In my last post I described how to do the client-authenticated TLS and one of magic ingredients there was a certificate with the private key in the form of .pfx files.

Server and client certificates are essentially the same but I’ll show creating of both anyhow. For this I will assume that your Windows SDK files are in the C:\Program Files (x86)\Microsoft SDKs\Windows\v7.1A\Bin\ and that we are storing files in the root of the drive D:

cd "C:\Program Files (x86)\Microsoft SDKs\Windows\v7.1A\Bin\"

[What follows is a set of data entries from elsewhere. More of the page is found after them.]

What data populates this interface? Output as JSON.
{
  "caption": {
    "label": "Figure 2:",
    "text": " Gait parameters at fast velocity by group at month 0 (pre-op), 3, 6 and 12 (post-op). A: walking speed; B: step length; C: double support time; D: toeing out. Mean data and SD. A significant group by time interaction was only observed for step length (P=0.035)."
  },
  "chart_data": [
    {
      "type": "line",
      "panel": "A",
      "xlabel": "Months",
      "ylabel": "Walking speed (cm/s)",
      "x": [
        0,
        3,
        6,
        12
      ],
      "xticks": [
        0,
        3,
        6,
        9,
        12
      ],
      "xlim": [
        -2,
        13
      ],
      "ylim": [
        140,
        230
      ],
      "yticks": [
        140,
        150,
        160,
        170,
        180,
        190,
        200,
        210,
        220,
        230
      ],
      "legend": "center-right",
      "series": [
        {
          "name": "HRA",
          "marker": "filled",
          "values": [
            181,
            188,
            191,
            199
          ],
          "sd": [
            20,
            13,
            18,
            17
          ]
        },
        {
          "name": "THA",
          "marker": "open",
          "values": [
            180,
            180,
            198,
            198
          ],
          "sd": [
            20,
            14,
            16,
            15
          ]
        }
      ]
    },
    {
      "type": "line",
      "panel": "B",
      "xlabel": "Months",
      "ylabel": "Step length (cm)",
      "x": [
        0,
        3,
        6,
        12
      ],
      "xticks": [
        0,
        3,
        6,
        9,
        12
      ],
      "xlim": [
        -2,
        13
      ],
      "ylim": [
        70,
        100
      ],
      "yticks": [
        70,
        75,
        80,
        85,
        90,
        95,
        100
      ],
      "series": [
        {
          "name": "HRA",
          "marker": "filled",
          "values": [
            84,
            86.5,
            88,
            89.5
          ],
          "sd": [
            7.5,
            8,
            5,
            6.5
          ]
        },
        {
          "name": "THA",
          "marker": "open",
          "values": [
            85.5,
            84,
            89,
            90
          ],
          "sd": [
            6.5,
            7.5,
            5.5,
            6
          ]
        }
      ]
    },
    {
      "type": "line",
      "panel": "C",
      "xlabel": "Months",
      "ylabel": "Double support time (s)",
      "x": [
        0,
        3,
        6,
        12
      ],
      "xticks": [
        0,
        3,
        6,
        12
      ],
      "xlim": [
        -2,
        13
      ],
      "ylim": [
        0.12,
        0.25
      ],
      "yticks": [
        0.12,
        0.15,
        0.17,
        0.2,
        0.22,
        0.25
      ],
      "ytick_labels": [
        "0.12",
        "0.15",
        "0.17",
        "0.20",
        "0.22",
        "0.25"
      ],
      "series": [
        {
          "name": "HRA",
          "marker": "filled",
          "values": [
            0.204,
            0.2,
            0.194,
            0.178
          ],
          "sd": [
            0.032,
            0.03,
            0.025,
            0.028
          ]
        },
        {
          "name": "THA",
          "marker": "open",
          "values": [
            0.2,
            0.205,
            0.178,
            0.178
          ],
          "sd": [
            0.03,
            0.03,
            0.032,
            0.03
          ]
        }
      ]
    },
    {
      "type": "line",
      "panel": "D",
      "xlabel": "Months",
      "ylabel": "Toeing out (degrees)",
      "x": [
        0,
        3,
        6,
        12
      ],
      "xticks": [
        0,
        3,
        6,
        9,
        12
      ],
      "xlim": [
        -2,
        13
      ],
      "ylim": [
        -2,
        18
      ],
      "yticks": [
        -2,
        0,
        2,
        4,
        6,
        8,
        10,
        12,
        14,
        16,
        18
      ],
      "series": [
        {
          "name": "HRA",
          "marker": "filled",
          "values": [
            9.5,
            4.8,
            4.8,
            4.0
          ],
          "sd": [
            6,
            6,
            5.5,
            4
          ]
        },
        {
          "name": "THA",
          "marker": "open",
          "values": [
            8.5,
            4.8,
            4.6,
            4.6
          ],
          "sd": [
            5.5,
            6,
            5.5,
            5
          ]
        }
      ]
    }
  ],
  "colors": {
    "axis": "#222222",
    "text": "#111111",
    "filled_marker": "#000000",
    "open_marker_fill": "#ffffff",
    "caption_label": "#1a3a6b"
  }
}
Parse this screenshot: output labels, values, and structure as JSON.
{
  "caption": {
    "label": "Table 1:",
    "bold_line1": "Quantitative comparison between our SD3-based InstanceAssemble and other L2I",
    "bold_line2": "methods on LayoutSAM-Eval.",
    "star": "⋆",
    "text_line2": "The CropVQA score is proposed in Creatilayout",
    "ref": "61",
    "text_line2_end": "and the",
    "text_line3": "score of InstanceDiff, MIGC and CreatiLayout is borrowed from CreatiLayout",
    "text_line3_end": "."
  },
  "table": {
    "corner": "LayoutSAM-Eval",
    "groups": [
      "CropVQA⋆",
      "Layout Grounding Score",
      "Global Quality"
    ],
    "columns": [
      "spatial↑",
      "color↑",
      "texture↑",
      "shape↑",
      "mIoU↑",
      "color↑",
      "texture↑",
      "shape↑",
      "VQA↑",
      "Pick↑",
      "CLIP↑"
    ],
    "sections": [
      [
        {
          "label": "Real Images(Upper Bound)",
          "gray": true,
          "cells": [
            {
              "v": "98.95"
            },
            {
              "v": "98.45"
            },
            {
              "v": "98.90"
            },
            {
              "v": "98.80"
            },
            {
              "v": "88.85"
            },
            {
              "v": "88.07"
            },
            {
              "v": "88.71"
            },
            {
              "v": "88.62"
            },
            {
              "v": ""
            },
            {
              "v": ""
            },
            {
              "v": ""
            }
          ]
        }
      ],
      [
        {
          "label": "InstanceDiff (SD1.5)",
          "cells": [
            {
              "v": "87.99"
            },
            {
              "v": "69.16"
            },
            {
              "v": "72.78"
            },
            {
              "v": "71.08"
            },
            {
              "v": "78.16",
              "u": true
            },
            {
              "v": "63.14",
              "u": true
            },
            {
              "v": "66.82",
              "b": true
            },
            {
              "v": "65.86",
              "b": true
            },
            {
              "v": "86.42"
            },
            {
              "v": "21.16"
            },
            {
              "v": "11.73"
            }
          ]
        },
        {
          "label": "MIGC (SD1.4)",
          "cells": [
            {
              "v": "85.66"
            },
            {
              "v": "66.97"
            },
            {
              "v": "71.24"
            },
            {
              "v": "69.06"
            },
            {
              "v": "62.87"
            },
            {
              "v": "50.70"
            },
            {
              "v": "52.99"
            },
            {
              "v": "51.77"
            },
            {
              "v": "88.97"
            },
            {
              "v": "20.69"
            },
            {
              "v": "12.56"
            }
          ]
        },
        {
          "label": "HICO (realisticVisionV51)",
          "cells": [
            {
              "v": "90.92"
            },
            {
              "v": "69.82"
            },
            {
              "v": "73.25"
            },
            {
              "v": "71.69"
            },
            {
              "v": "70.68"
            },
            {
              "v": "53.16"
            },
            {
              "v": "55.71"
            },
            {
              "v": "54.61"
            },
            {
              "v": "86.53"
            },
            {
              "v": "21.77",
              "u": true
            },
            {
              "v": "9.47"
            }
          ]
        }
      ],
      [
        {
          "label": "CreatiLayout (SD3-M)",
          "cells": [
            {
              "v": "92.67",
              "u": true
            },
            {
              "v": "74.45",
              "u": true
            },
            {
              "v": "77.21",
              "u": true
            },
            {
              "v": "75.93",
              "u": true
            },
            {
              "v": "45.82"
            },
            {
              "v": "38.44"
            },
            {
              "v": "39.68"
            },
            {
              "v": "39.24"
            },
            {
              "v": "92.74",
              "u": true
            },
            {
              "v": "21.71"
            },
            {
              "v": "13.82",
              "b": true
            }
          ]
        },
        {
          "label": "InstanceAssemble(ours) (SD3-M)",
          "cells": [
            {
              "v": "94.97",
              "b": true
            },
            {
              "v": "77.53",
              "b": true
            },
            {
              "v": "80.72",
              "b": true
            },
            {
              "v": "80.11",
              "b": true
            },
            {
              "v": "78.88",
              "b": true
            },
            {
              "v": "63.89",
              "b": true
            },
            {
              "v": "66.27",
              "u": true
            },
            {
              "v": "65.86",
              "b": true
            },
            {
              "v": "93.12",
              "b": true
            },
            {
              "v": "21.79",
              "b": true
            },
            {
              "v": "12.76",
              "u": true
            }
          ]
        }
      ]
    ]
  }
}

makecert -n "CN=MyServer" -r -sv D:\server.pvk D:\server.cer
 Succeeded

makecert -n "CN=MyClient" -pe -r -sv D:\client.pvk D:\client.cer
 Succeeded

pvk2pfx -pvk D:\server.pvk -spc D:\server.cer -pfx D:\server.pfx

pvk2pfx -pvk D:\client.pvk -spc D:\client.cer -pfx D:\client.pfx

DEL D:\client.cer D:\client.pvk D:\server.cer D:\server.pvk

This results in the server.pfx and client.pfx files. We can opt to import them into the Windows Certificate Store (also possible with makecert command) or to use them directly as in this example.